Авак отрицательно покачал головой, не поднимая глаз от пола, по которому он старательно размазывал белёсую жижу, похожую на овсяный кисель.
Старый армянин, опустив взгляд, увидел, что весь пол покрыт этими разводами, и несмотря на все усилия Авака, отмывать пол нужно было ещё очень долго.
– Покажи?
– В подсобку оттащил – сын ответил ему бесцветным голосом, совершенно равнодушно, обессилев от горя и вины, он уже теперь знал, что будет корить себя за это всю жизнь.
Отец закрыл дверь, и они оба прошли в чуланчик, где прямо на полу лежала бесформенная куча мокрой одежды, покрытая белыми плёнками и слизью.

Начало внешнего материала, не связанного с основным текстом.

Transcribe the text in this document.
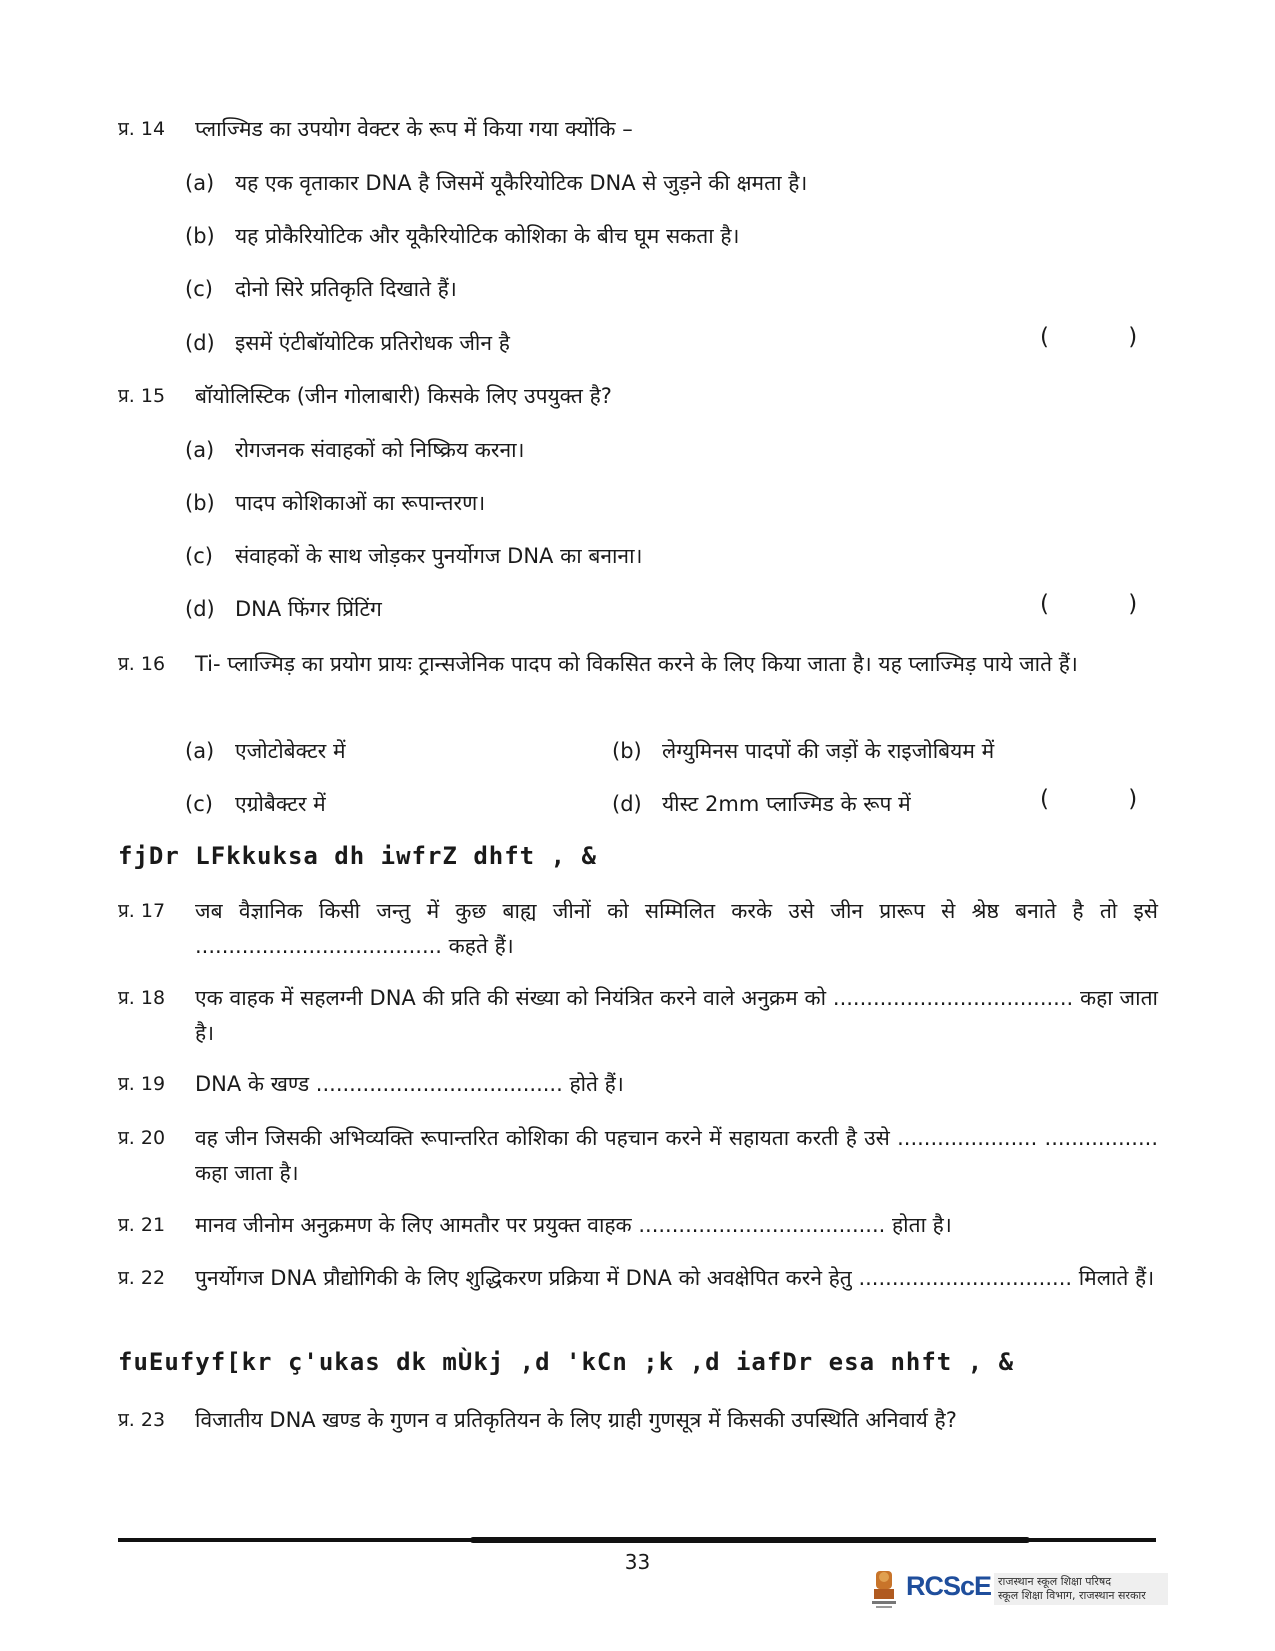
प्र. 14	प्लाज्मिड का उपयोग वेक्टर के रूप में किया गया क्योंकि –
(a) यह एक वृताकार DNA है जिसमें यूकैरियोटिक DNA से जुड़ने की क्षमता है।
(b) यह प्रोकैरियोटिक और यूकैरियोटिक कोशिका के बीच घूम सकता है।
(c) दोनो सिरे प्रतिकृति दिखाते हैं।
(d) इसमें एंटीबॉयोटिक प्रतिरोधक जीन है	( )
प्र. 15	बॉयोलिस्टिक (जीन गोलाबारी) किसके लिए उपयुक्त है?
(a) रोगजनक संवाहकों को निष्क्रिय करना।
(b) पादप कोशिकाओं का रूपान्तरण।
(c) संवाहकों के साथ जोड़कर पुनर्योगज DNA का बनाना।
(d) DNA फिंगर प्रिंटिंग	( )
प्र. 16	Ti- प्लाज्मिड़ का प्रयोग प्रायः ट्रान्सजेनिक पादप को विकसित करने के लिए किया जाता है। यह प्लाज्मिड़ पाये जाते हैं।
(a) एजोटोबेक्टर में	(b) लेग्युमिनस पादपों की जड़ों के राइजोबियम में
(c) एग्रोबैक्टर में	(d) यीस्ट 2mm प्लाज्मिड के रूप में	( )
fjDr LFkkuksa dh iwfrZ dhft , &
प्र. 17	जब वैज्ञानिक किसी जन्तु में कुछ बाह्य जीनों को सम्मिलित करके उसे जीन प्रारूप से श्रेष्ठ बनाते है तो इसे ..................................... कहते हैं।
प्र. 18	एक वाहक में सहलग्नी DNA की प्रति की संख्या को नियंत्रित करने वाले अनुक्रम को .................................... कहा जाता है।
प्र. 19	DNA के खण्ड ..................................... होते हैं।
प्र. 20	वह जीन जिसकी अभिव्यक्ति रूपान्तरित कोशिका की पहचान करने में सहायता करती है उसे ..................... ................. कहा जाता है।
प्र. 21	मानव जीनोम अनुक्रमण के लिए आमतौर पर प्रयुक्त वाहक ..................................... होता है।
प्र. 22	पुनर्योगज DNA प्रौद्योगिकी के लिए शुद्धिकरण प्रक्रिया में DNA को अवक्षेपित करने हेतु ................................ मिलाते हैं।
fuEufyf[kr ç'ukas dk mÙkj ,d 'kCn ;k ,d iafDr esa nhft , &
प्र. 23	विजातीय DNA खण्ड के गुणन व प्रतिकृतियन के लिए ग्राही गुणसूत्र में किसकी उपस्थिति अनिवार्य है?
33
RCScE राजस्थान स्कूल शिक्षा परिषद
स्कूल शिक्षा विभाग, राजस्थान सरकार
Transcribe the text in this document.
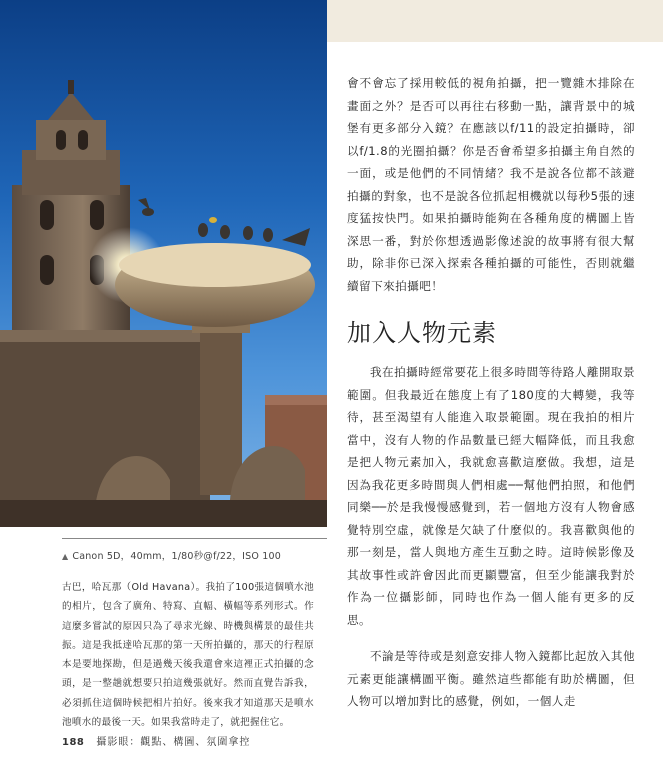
會不會忘了採用較低的視角拍攝，把一覽雜木排除在畫面之外？是否可以再往右移動一點，讓背景中的城堡有更多部分入鏡？在應該以f/11的設定拍攝時，卻以f/1.8的光圈拍攝？你是否會希望多拍攝主角自然的一面，或是他們的不同情緒？我不是說各位都不該避拍攝的對象，也不是說各位抓起相機就以每秒5張的速度猛按快門。如果拍攝時能夠在各種角度的構圖上皆深思一番，對於你想透過影像述說的故事將有很大幫助，除非你已深入探索各種拍攝的可能性，否則就繼續留下來拍攝吧！

加入人物元素

我在拍攝時經常要花上很多時間等待路人離開取景範圍。但我最近在態度上有了180度的大轉變，我等待，甚至渴望有人能進入取景範圍。現在我拍的相片當中，沒有人物的作品數量已經大幅降低，而且我愈是把人物元素加入，我就愈喜歡這麼做。我想，這是因為我花更多時間與人們相處──幫他們拍照，和他們同樂──於是我慢慢感覺到，若一個地方沒有人物會感覺特別空虛，就像是欠缺了什麼似的。我喜歡與他的那一刻是，當人與地方產生互動之時。這時候影像及其故事性或許會因此而更顯豐富，但至少能讓我對於作為一位攝影師，同時也作為一個人能有更多的反思。

不論是等待或是刻意安排人物入鏡都比起放入其他元素更能讓構圖平衡。雖然這些都能有助於構圖，但人物可以增加對比的感覺，例如，一個人走

▲ Canon 5D，40mm，1/80秒@f/22，ISO 100

古巴，哈瓦那（Old Havana）。我拍了100張這個噴水池的相片，包含了廣角、特寫、直幅、橫幅等系列形式。作這麼多嘗試的原因只為了尋求光線、時機與構景的最佳共振。這是我抵達哈瓦那的第一天所拍攝的，那天的行程原本是要地探勘，但是過幾天後我還會來這裡正式拍攝的念頭，是一整趟就想要只拍這幾張就好。然而直覺告訴我，必須抓住這個時候把相片拍好。後來我才知道那天是噴水池噴水的最後一天。如果我當時走了，就把握住它。

188 攝影眼：觀點、構圖、氛圍拿控
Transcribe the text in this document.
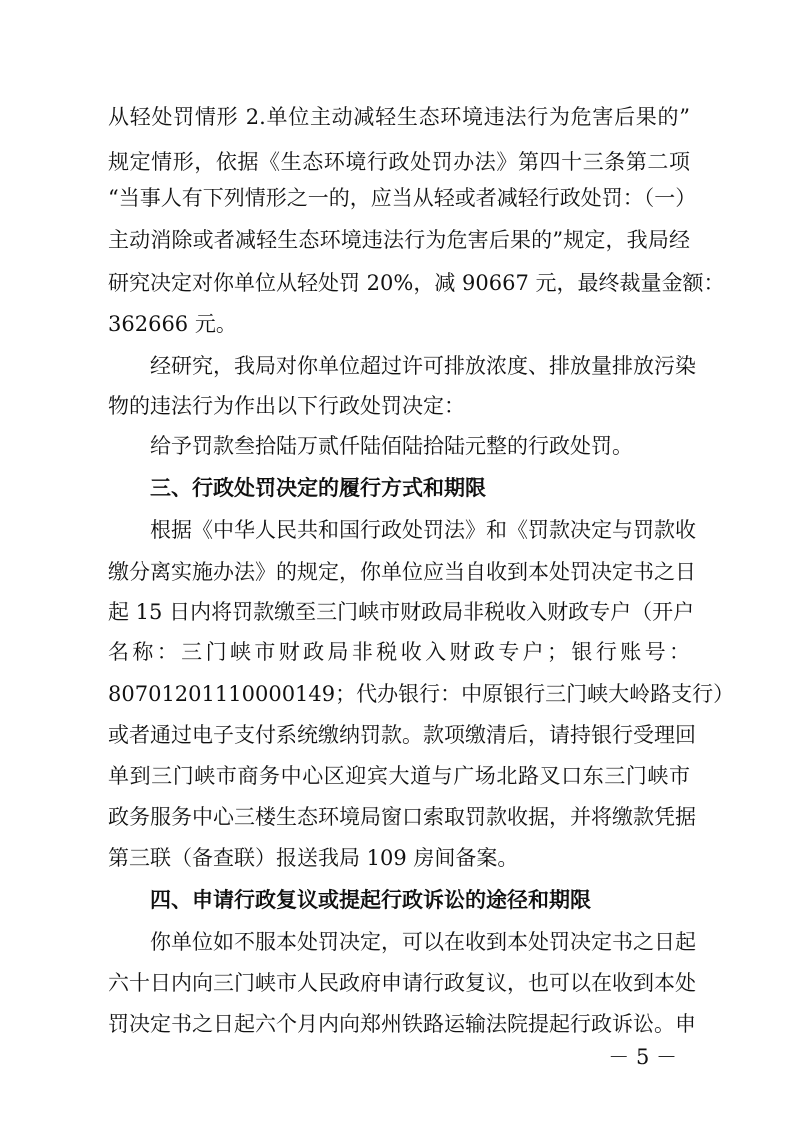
从轻处罚情形 2.单位主动减轻生态环境违法行为危害后果的”
规定情形，依据《生态环境行政处罚办法》第四十三条第二项
“当事人有下列情形之一的，应当从轻或者减轻行政处罚：（一）
主动消除或者减轻生态环境违法行为危害后果的”规定，我局经
研究决定对你单位从轻处罚 20%，减 90667 元，最终裁量金额：
362666 元。
经研究，我局对你单位超过许可排放浓度、排放量排放污染
物的违法行为作出以下行政处罚决定：
给予罚款叁拾陆万贰仟陆佰陆拾陆元整的行政处罚。
三、行政处罚决定的履行方式和期限
根据《中华人民共和国行政处罚法》和《罚款决定与罚款收
缴分离实施办法》的规定，你单位应当自收到本处罚决定书之日
起 15 日内将罚款缴至三门峡市财政局非税收入财政专户（开户
名称：三门峡市财政局非税收入财政专户；银行账号：
80701201110000149；代办银行：中原银行三门峡大岭路支行）
或者通过电子支付系统缴纳罚款。款项缴清后，请持银行受理回
单到三门峡市商务中心区迎宾大道与广场北路叉口东三门峡市
政务服务中心三楼生态环境局窗口索取罚款收据，并将缴款凭据
第三联（备查联）报送我局 109 房间备案。
四、申请行政复议或提起行政诉讼的途径和期限
你单位如不服本处罚决定，可以在收到本处罚决定书之日起
六十日内向三门峡市人民政府申请行政复议，也可以在收到本处
罚决定书之日起六个月内向郑州铁路运输法院提起行政诉讼。申
－ 5 －
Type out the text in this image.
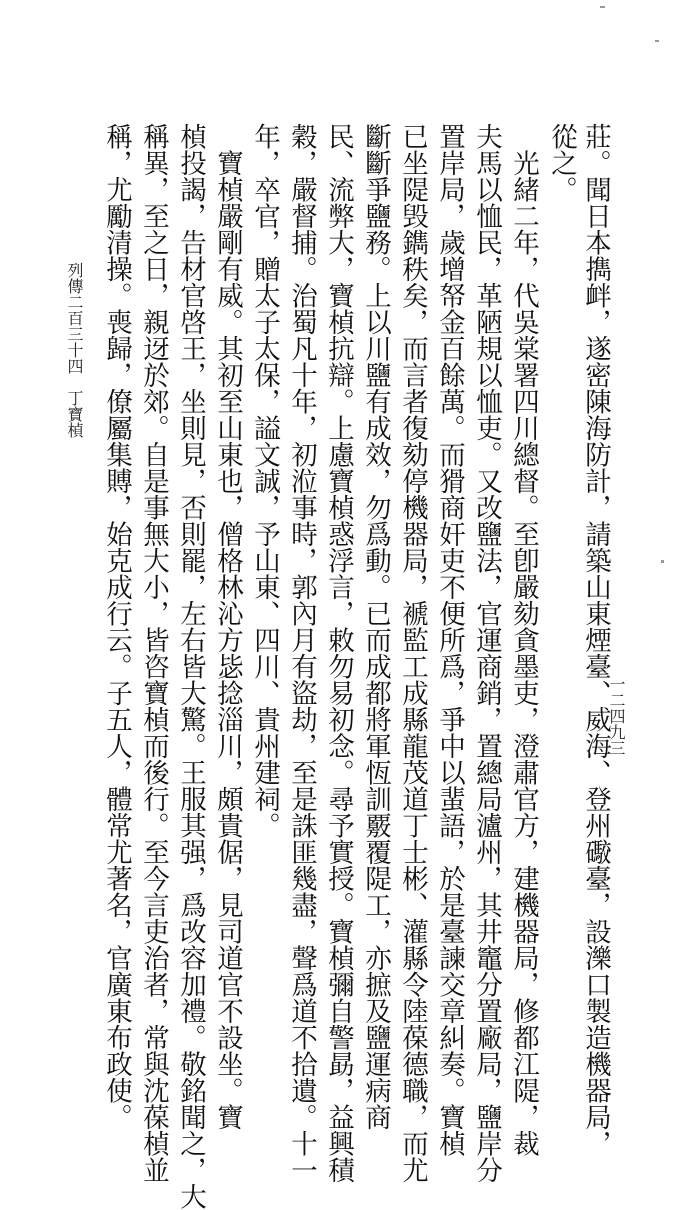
莊。聞日本擕衅，遂密陳海防計，請築山東煙臺、威海、登州礮臺，設濼口製造機器局，
從之。
　光緒二年，代吳棠署四川總督。至卽嚴劾貪墨吏，澄肅官方，建機器局，修都江隄，裁
夫馬以恤民，革陋規以恤吏。又改鹽法，官運商銷，置總局瀘州，其井竈分置廠局，鹽岸分
置岸局，歲增帑金百餘萬。而猾商奸吏不便所爲，爭中以蜚語，於是臺諫交章糾奏。寶楨
已坐隄毁鐫秩矣，而言者復劾停機器局，褫監工成縣龍茂道丁士彬、灌縣令陸葆德職，而尤
斷斷爭鹽務。上以川鹽有成效，勿爲動。已而成都將軍恆訓覈覆隄工，亦摭及鹽運病商
民、流弊大，寶楨抗辯。上慮寶楨惑浮言，敕勿易初念。尋予實授。寶楨彌自警勗，益興積
穀，嚴督捕。治蜀凡十年，初涖事時，郭內月有盜劫，至是誅匪幾盡，聲爲道不拾遺。十一
年，卒官，贈太子太保，謚文誠，予山東、四川、貴州建祠。
　寶楨嚴剛有威。其初至山東也，僧格林沁方毖捻淄川，頗貴倨，見司道官不設坐。寶
楨投謁，告材官啓王，坐則見，否則罷，左右皆大驚。王服其强，爲改容加禮。敬銘聞之，大
稱異，至之日，親迓於郊。自是事無大小，皆咨寶楨而後行。至今言吏治者，常與沈葆楨並
稱，尤勵清操。喪歸，僚屬集賻，始克成行云。子五人，體常尤著名，官廣東布政使。
列傳二百三十四　丁寶楨
一二四九三
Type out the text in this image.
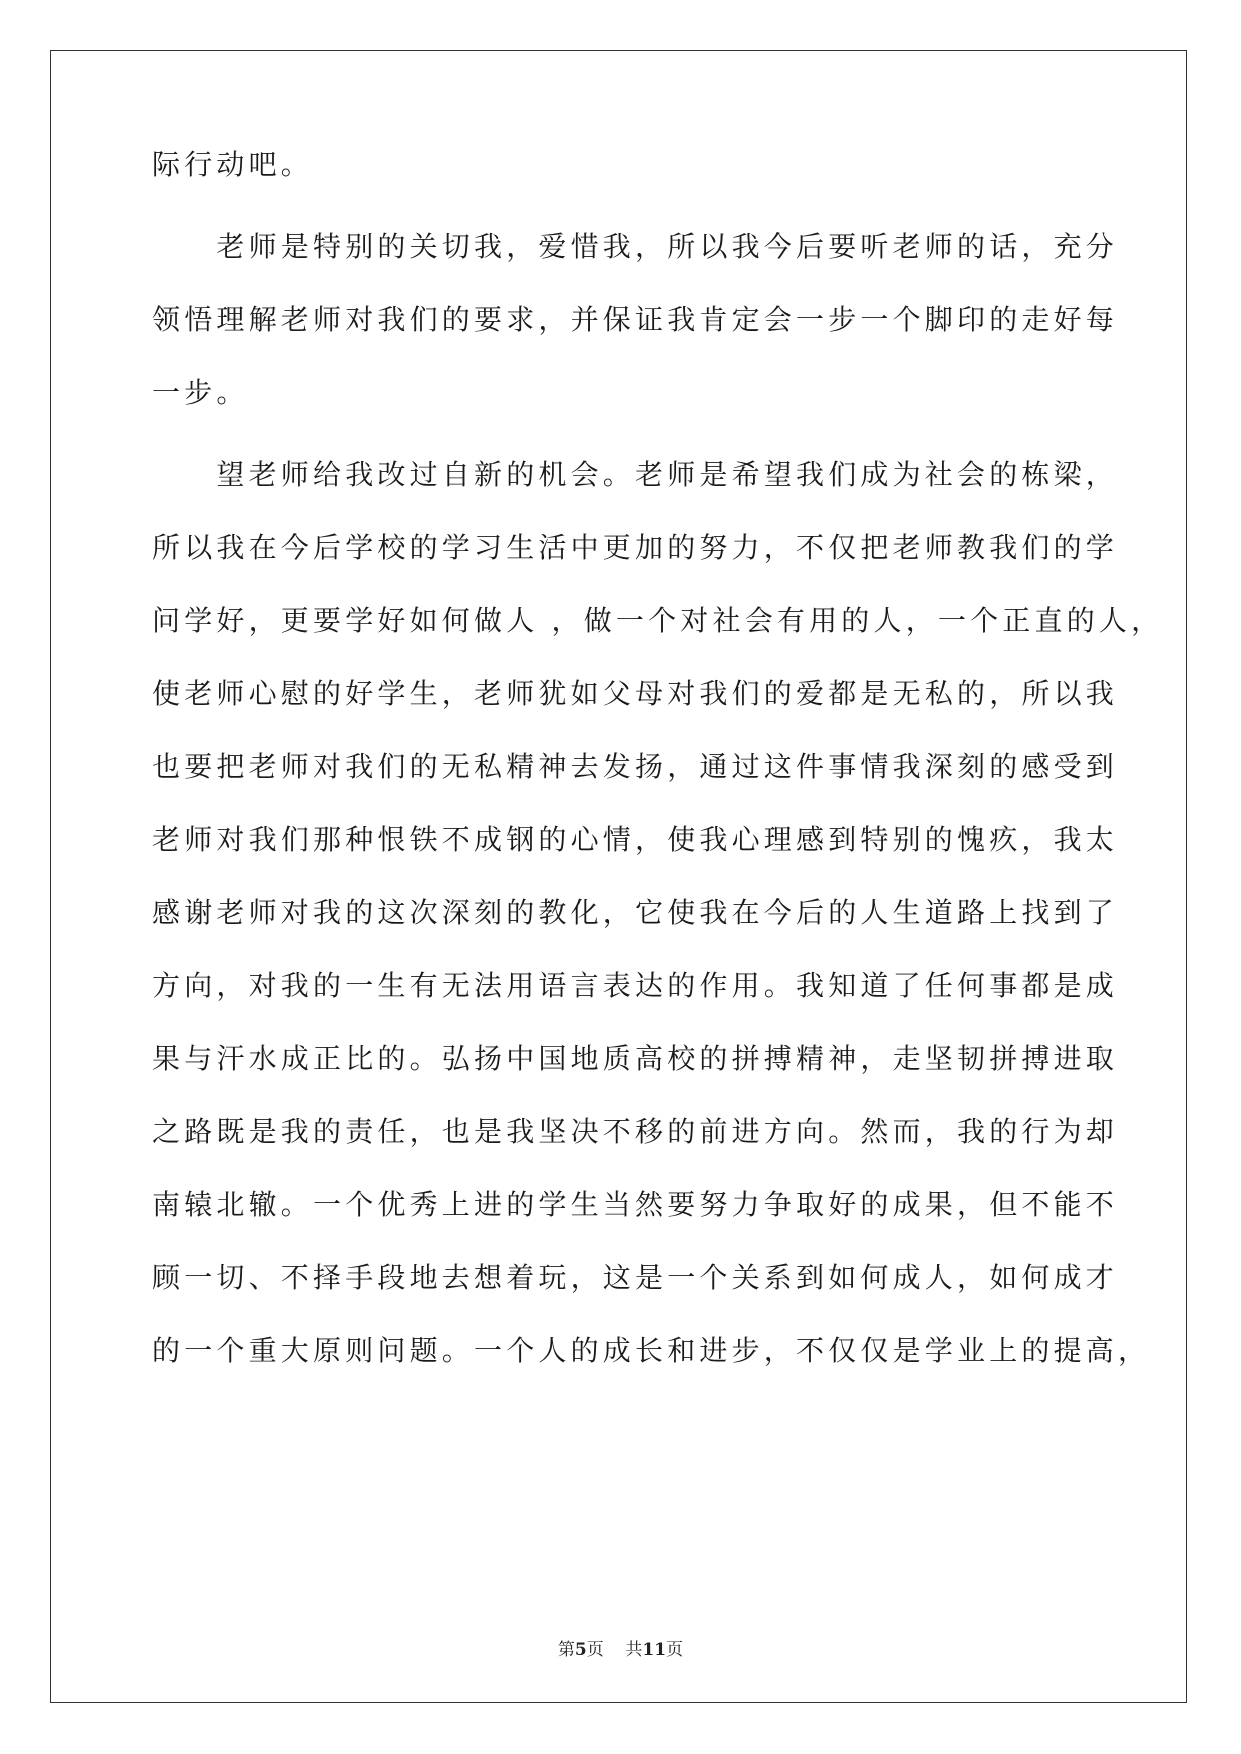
际行动吧。
　　老师是特别的关切我，爱惜我，所以我今后要听老师的话，充分
领悟理解老师对我们的要求，并保证我肯定会一步一个脚印的走好每
一步。
　　望老师给我改过自新的机会。老师是希望我们成为社会的栋梁，
所以我在今后学校的学习生活中更加的努力，不仅把老师教我们的学
问学好，更要学好如何做人 ，做一个对社会有用的人，一个正直的人，
使老师心慰的好学生，老师犹如父母对我们的爱都是无私的，所以我
也要把老师对我们的无私精神去发扬，通过这件事情我深刻的感受到
老师对我们那种恨铁不成钢的心情，使我心理感到特别的愧疚，我太
感谢老师对我的这次深刻的教化，它使我在今后的人生道路上找到了
方向，对我的一生有无法用语言表达的作用。我知道了任何事都是成
果与汗水成正比的。弘扬中国地质高校的拼搏精神，走坚韧拼搏进取
之路既是我的责任，也是我坚决不移的前进方向。然而，我的行为却
南辕北辙。一个优秀上进的学生当然要努力争取好的成果，但不能不
顾一切、不择手段地去想着玩，这是一个关系到如何成人，如何成才
的一个重大原则问题。一个人的成长和进步，不仅仅是学业上的提高，
第5页 共11页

Смотрели молча. Авак знал, что отец никогда такого не видел, и понимал его удивление. Отец не всегда был дервишем, у него был старший брат, а у того раза три или четыре такое случалось, вот только дядя и не любил об этом рассказывать.
– Мужик что ли?
– Да, молодой. Русский. Случайно зашёл.
– А что с него выпало? – в голосе старика зазвучало неуместное нетерпеливое любопытство, почти детское и наивное.
Сын неопределённо пожал плечами и указал в угол, там высилась целая груда мокрых и слизистых шоколадок «милкивей» и коробочки с чаем «золотая чаша».
– Аха-ха-ха! – не удержавшись, отец начал хохотать громко, на весь магазин, – с него выпали шоколадки с чаем?!
– Побойся Бога.
Авак сказал ему это сдержанно, но в его голосе звучал укор.
Старик тут же замолчал, закрыл глаза и затряс руками, шепча скорую молитву.
Примирительно подняв ладони, он поклонился сыну как старшему дервишу, и прошептал приличествующие извинения.
Они молча продолжили смотреть на кучу из товаров, в которые превратился ночной гость.
Наконец, сочтя уважение к чужой смерти достаточным, старик спросил:
– А куда теперь, домой заберём?
– Ты это есть собрался? – Авак был удивлён этому предложению.
– Ну, выкинем что ли?
Старший дервиш рода, в которого Авак превратился в одну ночь, обернулся на отца в недоумении, поразившись его скопидомству.
Видя его возмущение, старик осёкся.
– А куда девать-то? Скажи, я сделаю.
– Делай что хочешь, я домой иду, – равнодушно пожав плечами, Авак развернулся к выходу, и медленно пошёл к двери, стараясь наступать на чистое.
Он появился в магазине только через неделю, просто устал лежать дома и смотреть на ковёр. Дервиш справился с горем, зная, что вторая волна не настанет так скоро. Он не говорил о произошедшем с семьёй, а те, уважая его горе, не лезли с расспросами. Краем уха он слышал ту возню, которую его родичи устроили с отмыванием коробочек с чаем и шоколадок, и очень удивился, узнав, что сроки годности на пачках были нормальными. Отец говорил ему, что некоторые товары на полках переменились, но ничего необычного в этот раз не упало.
Первое, что увидел Авак, войдя в магазин на ночную смену, – смотанные жёлтым скотчем коробочки с чаем, к каждой из которых был приклеен милкивей.
Надпись на картонке рядом с полкой гласила: «АКЦИЯ при покупке двух штук – шоколадка в подарок».
Медсестра
Галя шла на дежурство как на крест. Устала она от этой работы и от жизни своей постылой. Стрёмно было как-то, вроде и сорока ещё нет, а такая нудятина, что хоть в петлю. Два аборта по молодости и один развод детей ей не дали, да и не хотелось, если честно. Какое-то постоянное ехидство преследовало её по судьбе: чуть только сунется куда-то жизнь налаживать, а тут – то брат помрёт, то мать заболеет, бывший муж и тот сел по ерунде… каждый раз какая-то чушь творилась.
Цокая каблучками, она торопилась, заглядывая в редкие витрины, искала взглядом вывеску неведомого салона красоты, где, по донесениям коллег, случилась акция на педикюр.
Работа сутки-трое не тяготила, возможность тратить время на себя была, но Галя всё чаще брала ночные допсмены, чтобы как-то справиться с полунищим существованием в коммуналке. Денег хватало вроде, но на радости оставалось с гулькин нос. Сколько раз уж звали уйти в частную клинику, да трусила: в одном отделении лет семь только, а в Елизаветинской-то с училища. Все её знали, доверяли, уважали, конечно же. Не хотелось уходить в неизвестность.